Step One: Write Off The High Schools…For Now.
In certain circles, I can offer this bit of advice and people will look at me like I have grown a second, evil head. I am proposing that any plan that seeks to “fix” the educational system of the United States of America should leave out our high schools. Is it harsh to say that by a time a young person has reached his or her teens, the damage is done? And, for that matter, do they require “fixing”? I would have to say no and yes.
Every generation has its “These kids today” moments. When my parents were young, they couldn’t watch Elvis from the waist down. The holders of morality for that generation were afraid that Rock-and-Roll would destroy a generation. Post Elvis, there was the Beatles and their “long” hair. Along the years we experienced the Rolling Stones, Blondie, Grandmaster Flash, Devo, and about a thousand others. “These kids today” of every generation survived the onslaught of Jazz, Rock-and-Roll, Rhythm and Blues, New Wave, Hair Bands, Grunge, Alternative, Hip Hop, Rap and everything in between. They survived the movies, television shows, comic books, concerts and Playboy and emerged on the other side as fully formed adults who broke the sound barrier, flew to the moon, and invented everything from microchips to Velcro. They became artists and doctors and rebels and politicians as well as plumbers and masons and electricians. They raised families and watched their kids do better than they did. And we look at today’s “These kids today” (TKT) and weep for the future. Why? What has changed?
The Blame Game
It is easy to blame the media but it is unfair to blame any one medium for the ruination of this year’s graduating class. But when a child is walking, talking, media showcase, how can his teachers compete for his attention? I have six students in here with me now. They have an assignment and they know what to do and when the deadline is. All six are either on a computer or sharing one. From here I can see two screens are on Facebook and the other two are playing games. (Might sound like bad classroom management but part of the assignment is to meet deadlines and then, if the deadlines aren’t met, to analyze and problem solve the breakdown of the group dynamic.) I see two cell phones out and texting and I can hear another one vibrating in a pocket. All six kids have headphones on and are listening to their MP3 players. It’s not one medium that is making it hard, it’s all of them.

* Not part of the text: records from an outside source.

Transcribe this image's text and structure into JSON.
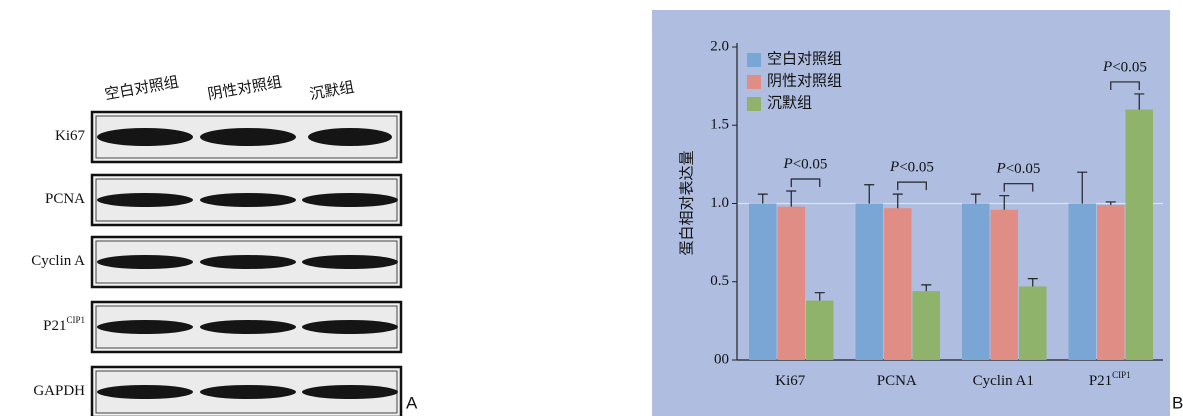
{
  "panel_a": {
    "panel_label": "A",
    "lanes": [
      "空白对照组",
      "阴性对照组",
      "沉默组"
    ],
    "blots": [
      {
        "label": "Ki67"
      },
      {
        "label": "PCNA"
      },
      {
        "label": "Cyclin A"
      },
      {
        "label": "P21",
        "sup": "CIP1"
      },
      {
        "label": "GAPDH"
      }
    ]
  },
  "chart_data": {
    "type": "bar",
    "panel_label": "B",
    "ylabel": "蛋白相对表达量",
    "categories": [
      "Ki67",
      "PCNA",
      "Cyclin A1",
      "P21"
    ],
    "category_superscripts": [
      null,
      null,
      null,
      "CIP1"
    ],
    "series": [
      {
        "name": "空白对照组",
        "color": "#7aa6d6",
        "values": [
          1.0,
          1.0,
          1.0,
          1.0
        ],
        "errors": [
          0.06,
          0.12,
          0.06,
          0.2
        ]
      },
      {
        "name": "阴性对照组",
        "color": "#e08d86",
        "values": [
          0.98,
          0.97,
          0.96,
          0.99
        ],
        "errors": [
          0.1,
          0.09,
          0.09,
          0.02
        ]
      },
      {
        "name": "沉默组",
        "color": "#8fb36a",
        "values": [
          0.38,
          0.44,
          0.47,
          1.6
        ],
        "errors": [
          0.05,
          0.04,
          0.05,
          0.1
        ]
      }
    ],
    "ylim": [
      0,
      2
    ],
    "yticks": [
      {
        "value": 0,
        "label": "00"
      },
      0.5,
      {
        "value": 1,
        "label": "1.0"
      },
      1.5,
      {
        "value": 2,
        "label": "2.0"
      }
    ],
    "reference_line": 1,
    "annotations": [
      {
        "text": "P<0.05",
        "category": 0
      },
      {
        "text": "P<0.05",
        "category": 1
      },
      {
        "text": "P<0.05",
        "category": 2
      },
      {
        "text": "P<0.05",
        "category": 3
      }
    ],
    "legend": "upper left"
  }
}
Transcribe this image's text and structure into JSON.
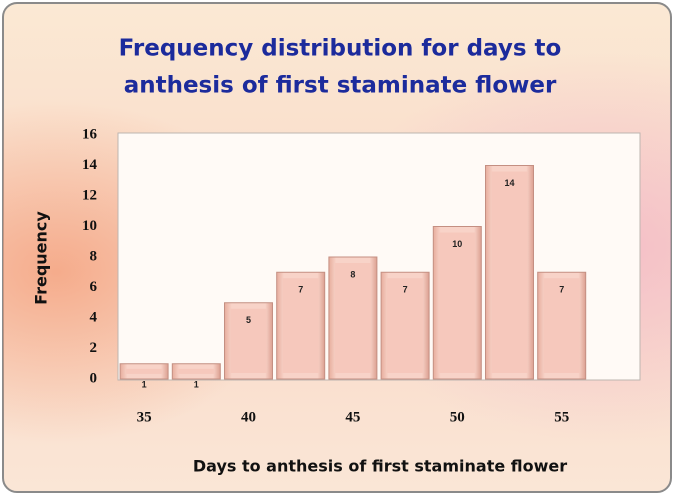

Yes. I understand that my kids are breaking the rules and wasting their time. Yes. I know that I should march up and down and gently reinforce the importance of education and cajole them into getting back on task. I should know each and every one of them by name, understand their home situation, know what each one wants to be when grown and make damned sure they have the tools they need to get there. But I’m tired. I am tired because I know that after the bell rings and I return from a half-hour of bus duty, I have another hour’s worth of work to do, a long commute home, a family of my own to engage, dogs to walk, papers to grade, lesson plans to rework, bills to pay and errands to run. I can’t get my own kid to decide what she wants to be when she grows up and she is already in her first year of college. College that she is only able to attend because of scholarships and grants. All of this and I am still expected to care more about the education of these six kids than they do or their parents do.
But I can’t compete with iPods and TV shows and Facebook and Video Games, all of which are now available in portable form. When I was one of “these kids today”, my music was on 12″ vinyl records or eight-tracks that required a player the size of a cinder block. My phone was attached to the wall with a 12 foot cord. The school’s computer required punch cards and Video Games were as exciting as…uhm…Pong. But they did require more of a commitment because I had to drive to the mall to play them, a quarter at a time.
But I Digress
I am not suggesting that we actually write these kids off. They are, for the most part, good kids who did not get our best collective effort. There were too many boutique math options, too many feel-good moments and too many politicians involved in their education along the way. All of these chefs worked this stew and no one ever questioned if they knew how to cook. The result is a generation of kids who were sent mixed signals, alternating curricula and tested to the brink of distraction. They were told to succeed by people who no idea what success should look like. They have been trained to memorize but not to think and, as a result, they require their education to come in concise, easy to memorize facts and figures and they become flustered and uncomfortable when asked to reason or infer. It’s not their fault but we have to help them graduate the very best that they can, fill out their FAFSA Scholarship forms and hope that their colleges and universities and employers can sort things out.
But in my solution, the fix begins in Kindergarten. Not high school.